Death + the Economy Death + the Law

Home Funerals (clap clap clap) Deep in the Heart of Texas

Meeting Offers Information on Home Funerals
Jeffrey Weiss, The Dallas Morning News (April 12, 2010)

When the Death Reference Desk formally launched in the summer of 2009, it became clear that economic issues related to death and dying would continually pop up. Earlier this week, The Dallas Morning News ran an article on home funerals which echoes a July article on the same subject in the New York Times.

And the Death + the Economy section of Death Ref contains a wide array of related articles.

In a nutshell, all of the articles on home funerals explain that many people are interested in taking care of the dead body (without the assistance of a funeral director) because it is cheaper.

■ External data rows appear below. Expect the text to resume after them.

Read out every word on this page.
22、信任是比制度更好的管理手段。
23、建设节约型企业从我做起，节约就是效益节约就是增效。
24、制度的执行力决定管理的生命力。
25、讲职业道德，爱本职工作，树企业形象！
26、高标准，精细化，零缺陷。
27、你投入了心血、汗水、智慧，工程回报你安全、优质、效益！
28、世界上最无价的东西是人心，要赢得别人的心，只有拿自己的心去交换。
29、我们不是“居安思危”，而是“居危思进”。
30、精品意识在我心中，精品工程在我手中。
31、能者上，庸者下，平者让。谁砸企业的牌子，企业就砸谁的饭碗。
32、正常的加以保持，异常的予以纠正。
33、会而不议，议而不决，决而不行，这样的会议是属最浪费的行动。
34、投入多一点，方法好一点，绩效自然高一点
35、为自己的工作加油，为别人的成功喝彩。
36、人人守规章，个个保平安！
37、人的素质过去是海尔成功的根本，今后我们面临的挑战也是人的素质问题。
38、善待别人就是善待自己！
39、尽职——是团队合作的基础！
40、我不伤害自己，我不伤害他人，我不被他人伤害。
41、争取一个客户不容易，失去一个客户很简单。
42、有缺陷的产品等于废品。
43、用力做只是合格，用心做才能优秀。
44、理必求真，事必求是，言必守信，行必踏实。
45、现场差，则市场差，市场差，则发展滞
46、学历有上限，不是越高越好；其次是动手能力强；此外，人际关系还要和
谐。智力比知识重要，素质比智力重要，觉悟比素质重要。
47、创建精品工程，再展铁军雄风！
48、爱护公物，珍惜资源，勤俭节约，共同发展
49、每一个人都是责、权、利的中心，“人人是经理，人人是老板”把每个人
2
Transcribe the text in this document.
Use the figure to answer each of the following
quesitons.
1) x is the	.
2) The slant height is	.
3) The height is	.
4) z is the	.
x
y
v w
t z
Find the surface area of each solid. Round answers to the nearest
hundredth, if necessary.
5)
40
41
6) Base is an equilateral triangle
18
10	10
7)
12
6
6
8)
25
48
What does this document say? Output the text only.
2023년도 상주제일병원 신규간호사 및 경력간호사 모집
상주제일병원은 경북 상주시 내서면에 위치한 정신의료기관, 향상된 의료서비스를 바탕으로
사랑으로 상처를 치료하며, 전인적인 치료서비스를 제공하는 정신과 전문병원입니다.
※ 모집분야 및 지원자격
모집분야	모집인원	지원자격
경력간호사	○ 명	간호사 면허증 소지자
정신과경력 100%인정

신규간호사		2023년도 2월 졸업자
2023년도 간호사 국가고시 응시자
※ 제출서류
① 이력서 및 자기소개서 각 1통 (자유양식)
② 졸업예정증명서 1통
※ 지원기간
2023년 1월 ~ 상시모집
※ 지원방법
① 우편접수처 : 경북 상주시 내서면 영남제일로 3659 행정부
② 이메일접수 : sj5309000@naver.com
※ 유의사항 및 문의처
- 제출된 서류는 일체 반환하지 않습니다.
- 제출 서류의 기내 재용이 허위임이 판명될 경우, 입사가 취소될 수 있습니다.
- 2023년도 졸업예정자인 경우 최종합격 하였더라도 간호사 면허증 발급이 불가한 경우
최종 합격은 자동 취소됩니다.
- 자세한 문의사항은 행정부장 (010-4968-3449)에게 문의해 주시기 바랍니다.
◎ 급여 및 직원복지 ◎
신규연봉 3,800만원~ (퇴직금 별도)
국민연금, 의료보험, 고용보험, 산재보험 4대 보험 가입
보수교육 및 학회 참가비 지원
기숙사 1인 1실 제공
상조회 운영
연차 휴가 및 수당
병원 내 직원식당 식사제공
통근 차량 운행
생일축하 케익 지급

While that’s true, and I am the first to say that funerals are too expensive, I’m not so sure that money is a huge force behind the interest in home funerals. From what I can gather, it seems as if the people exploring the idea of a home funeral are middle income earners and higher and that the interested parties want a more personal service. This all makes sense too. Indeed, the return of home funerals isn’t so much an innovation as a throwback to 19th century funeral practices. This is a historical point often missed by reporters working the home funeral beat.

The article sums up the Texas home burial workshop this way:

But why would someone want to take charge of his own funeral? The most obvious reason is price. Depending on how much of the preparation is done at home, the family could save thousands of dollars. But there are emotional reasons as well, Bates said.

His mother died in 2000 in Arlington. And while a funeral home dealt with much of the preparation, the family wanted her buried where she grew up, in Tulia. So they rented a van, put the coffin in the back and stopped at places along the way where she had visited.

“It was good for all of us,” Bates said.

So there you have it. A nice combination of funeral thrift and personalized memorialization. In the event that combination seems too poigant here is a predictably over-the-top CNN video about a graveyard offering a buy-one-get-the-second-grave-for-50%-off sale. The classy title sums it up.

CNN: “Sometimes you gotta think outside the box”

3 replies on “Home Funerals (clap clap clap) Deep in the Heart of Texas”

Here is a website that lists home funeral guides all across the United States. There is more and more interest and people are getting trained in how to do this so that when it is necessary for a funeral in their family they will have the skill and knowledge on what their options are and can easily choose to do a home funeral themselves.

What is needed on Home Funerals is for training in Home Funerals to occur in Mortuary Schools. Joshua Slocum and Lisa Carlson will be offering some helpful advice on Making that happen in their upcoming book on this subject.

Final Rights Reclaiming the American Way of Death-due out in late 2010.

Thanks for posting on home funerals, the more bloggers that do this, the wider acceptance by Funeral Directors and the public at large.

Your Funeral Guy-a licensed funeral director who advocates home funerals.